Effect of Injection Fluid Properties on the Hydraulic Fracture Geometry: A Case Study from Texas

Panchal Y., Kholy SM., Loloi M., Mohamed IM., and Abou-Sayed, O.
Presented at Recent Adv Petrochem Sci. 2017; 3(5): 555621. DOI:10.19080/RAPSCI.2017.03.555621


Subsurface fractured injection (sometimes called cuttings re-injection, drill cuttings injection, or slurry injection) has been proven over the past decades to be the safest, most efficient, and the lowest-cost technology for disposal of certain kinds of oil and gas waste. This technology involves creating a hydraulic fracture in a subsurface injection formation followed by an intermittent process of pumping the slurrified waste into the fracture. The objective of this study is to investigate the impact of changing the rheological properties of the slurrified waste on the hydraulic fracture geometry. The investigation was conducted in two main steps: first, using the geophysical information a geotechnical earth model was built to estimate the mechanical properties of different subsurface formations. This allowed the selection of a porous/permeable injection formation which is over-laid and under-laid by proper stress barriers.
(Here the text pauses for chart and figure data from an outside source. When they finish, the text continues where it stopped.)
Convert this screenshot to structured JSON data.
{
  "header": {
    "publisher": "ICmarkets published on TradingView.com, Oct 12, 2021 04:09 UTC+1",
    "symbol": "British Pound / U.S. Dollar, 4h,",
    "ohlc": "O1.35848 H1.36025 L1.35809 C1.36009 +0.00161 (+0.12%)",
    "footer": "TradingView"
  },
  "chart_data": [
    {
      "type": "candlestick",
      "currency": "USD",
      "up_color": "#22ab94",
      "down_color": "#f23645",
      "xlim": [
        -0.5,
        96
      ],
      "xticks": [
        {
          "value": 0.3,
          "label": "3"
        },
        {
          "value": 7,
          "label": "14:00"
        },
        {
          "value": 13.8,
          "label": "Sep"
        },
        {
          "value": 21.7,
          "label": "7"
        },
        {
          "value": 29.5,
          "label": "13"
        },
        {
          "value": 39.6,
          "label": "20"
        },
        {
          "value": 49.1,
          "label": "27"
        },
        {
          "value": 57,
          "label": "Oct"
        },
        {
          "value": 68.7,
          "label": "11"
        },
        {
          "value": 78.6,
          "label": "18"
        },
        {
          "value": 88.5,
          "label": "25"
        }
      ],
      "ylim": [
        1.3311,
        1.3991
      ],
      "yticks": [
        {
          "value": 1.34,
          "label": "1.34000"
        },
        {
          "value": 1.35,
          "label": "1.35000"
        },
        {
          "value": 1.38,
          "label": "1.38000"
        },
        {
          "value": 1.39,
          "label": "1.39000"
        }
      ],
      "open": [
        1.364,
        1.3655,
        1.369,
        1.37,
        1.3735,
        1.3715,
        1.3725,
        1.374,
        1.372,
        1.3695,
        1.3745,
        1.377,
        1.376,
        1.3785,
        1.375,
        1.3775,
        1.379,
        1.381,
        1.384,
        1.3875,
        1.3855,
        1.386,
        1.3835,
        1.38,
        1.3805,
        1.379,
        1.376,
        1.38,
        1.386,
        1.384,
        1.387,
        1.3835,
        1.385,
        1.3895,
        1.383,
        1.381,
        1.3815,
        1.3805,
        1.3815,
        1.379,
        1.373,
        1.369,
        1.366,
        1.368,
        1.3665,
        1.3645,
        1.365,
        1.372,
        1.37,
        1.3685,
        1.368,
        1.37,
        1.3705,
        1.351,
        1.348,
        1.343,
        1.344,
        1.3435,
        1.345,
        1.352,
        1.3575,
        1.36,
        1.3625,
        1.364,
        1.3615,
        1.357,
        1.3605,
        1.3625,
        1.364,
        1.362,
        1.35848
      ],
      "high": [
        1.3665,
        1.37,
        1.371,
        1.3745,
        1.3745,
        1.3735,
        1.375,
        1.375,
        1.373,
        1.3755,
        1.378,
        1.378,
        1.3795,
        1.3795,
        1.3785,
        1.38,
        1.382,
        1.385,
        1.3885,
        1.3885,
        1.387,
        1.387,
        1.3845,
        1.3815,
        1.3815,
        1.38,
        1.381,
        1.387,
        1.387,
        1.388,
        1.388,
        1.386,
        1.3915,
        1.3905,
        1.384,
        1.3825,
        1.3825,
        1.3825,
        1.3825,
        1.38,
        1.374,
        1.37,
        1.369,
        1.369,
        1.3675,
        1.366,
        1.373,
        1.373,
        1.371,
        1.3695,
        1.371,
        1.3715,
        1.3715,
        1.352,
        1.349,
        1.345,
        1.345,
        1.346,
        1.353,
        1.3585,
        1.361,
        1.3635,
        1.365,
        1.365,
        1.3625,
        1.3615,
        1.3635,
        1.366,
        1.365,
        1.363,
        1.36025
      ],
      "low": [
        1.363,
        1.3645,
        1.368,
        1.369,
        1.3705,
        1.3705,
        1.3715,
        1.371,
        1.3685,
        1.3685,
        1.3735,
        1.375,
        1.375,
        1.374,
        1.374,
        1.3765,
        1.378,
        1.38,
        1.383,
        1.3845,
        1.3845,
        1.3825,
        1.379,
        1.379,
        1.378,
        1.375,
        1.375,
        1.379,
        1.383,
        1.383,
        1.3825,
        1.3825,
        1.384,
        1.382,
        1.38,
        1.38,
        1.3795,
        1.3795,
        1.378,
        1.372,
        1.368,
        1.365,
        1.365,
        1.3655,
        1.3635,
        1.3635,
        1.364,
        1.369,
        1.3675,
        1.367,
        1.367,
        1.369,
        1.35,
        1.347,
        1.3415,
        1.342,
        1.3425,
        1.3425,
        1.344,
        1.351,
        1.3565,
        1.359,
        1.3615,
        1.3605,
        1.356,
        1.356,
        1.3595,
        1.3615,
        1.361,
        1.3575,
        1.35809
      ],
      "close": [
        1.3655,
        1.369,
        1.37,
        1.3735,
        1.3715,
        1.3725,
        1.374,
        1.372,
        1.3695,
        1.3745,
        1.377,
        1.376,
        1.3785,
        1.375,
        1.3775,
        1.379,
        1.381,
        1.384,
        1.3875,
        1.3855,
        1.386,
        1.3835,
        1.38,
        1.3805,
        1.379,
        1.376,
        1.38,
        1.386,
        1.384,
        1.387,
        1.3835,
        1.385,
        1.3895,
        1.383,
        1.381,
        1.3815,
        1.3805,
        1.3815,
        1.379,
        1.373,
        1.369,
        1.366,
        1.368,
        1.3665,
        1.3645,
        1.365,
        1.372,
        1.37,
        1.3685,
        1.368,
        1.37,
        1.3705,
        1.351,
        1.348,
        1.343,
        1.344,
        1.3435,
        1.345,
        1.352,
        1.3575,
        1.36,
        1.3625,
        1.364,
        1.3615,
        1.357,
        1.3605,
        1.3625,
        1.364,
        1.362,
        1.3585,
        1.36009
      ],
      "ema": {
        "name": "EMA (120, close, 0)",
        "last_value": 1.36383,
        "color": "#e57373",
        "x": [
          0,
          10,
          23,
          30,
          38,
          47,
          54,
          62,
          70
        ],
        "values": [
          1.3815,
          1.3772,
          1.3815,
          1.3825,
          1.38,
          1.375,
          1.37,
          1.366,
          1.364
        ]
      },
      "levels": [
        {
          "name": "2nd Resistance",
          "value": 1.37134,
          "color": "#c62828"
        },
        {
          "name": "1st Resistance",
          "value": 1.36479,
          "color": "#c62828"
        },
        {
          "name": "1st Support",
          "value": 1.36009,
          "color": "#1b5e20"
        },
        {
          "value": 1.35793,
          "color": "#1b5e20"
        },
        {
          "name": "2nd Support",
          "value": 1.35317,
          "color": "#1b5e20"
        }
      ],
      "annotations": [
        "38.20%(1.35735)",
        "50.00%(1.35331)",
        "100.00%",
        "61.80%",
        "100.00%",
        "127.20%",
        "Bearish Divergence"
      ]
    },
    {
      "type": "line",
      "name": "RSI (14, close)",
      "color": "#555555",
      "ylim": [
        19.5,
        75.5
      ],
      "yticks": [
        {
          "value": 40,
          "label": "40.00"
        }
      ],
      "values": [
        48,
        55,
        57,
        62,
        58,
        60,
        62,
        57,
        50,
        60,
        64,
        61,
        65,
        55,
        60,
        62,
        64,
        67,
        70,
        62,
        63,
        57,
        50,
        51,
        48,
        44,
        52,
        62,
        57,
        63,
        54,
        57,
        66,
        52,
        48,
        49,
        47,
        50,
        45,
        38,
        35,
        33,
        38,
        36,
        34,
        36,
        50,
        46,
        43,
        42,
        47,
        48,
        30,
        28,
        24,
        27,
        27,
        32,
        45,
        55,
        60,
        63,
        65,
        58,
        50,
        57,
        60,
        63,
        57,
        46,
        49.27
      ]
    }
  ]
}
Second, a commercial 3-D fracture simulator (@Frac 3D) was used to study the impact of changing the rheological properties of the injection fluid such as viscosity, solids concentration, and injection rate on the geometry of the hydraulic fracture and net pressure. The results show that solids concentration, injection rate and fluid viscosity are proportional to the fracture width and net pressure.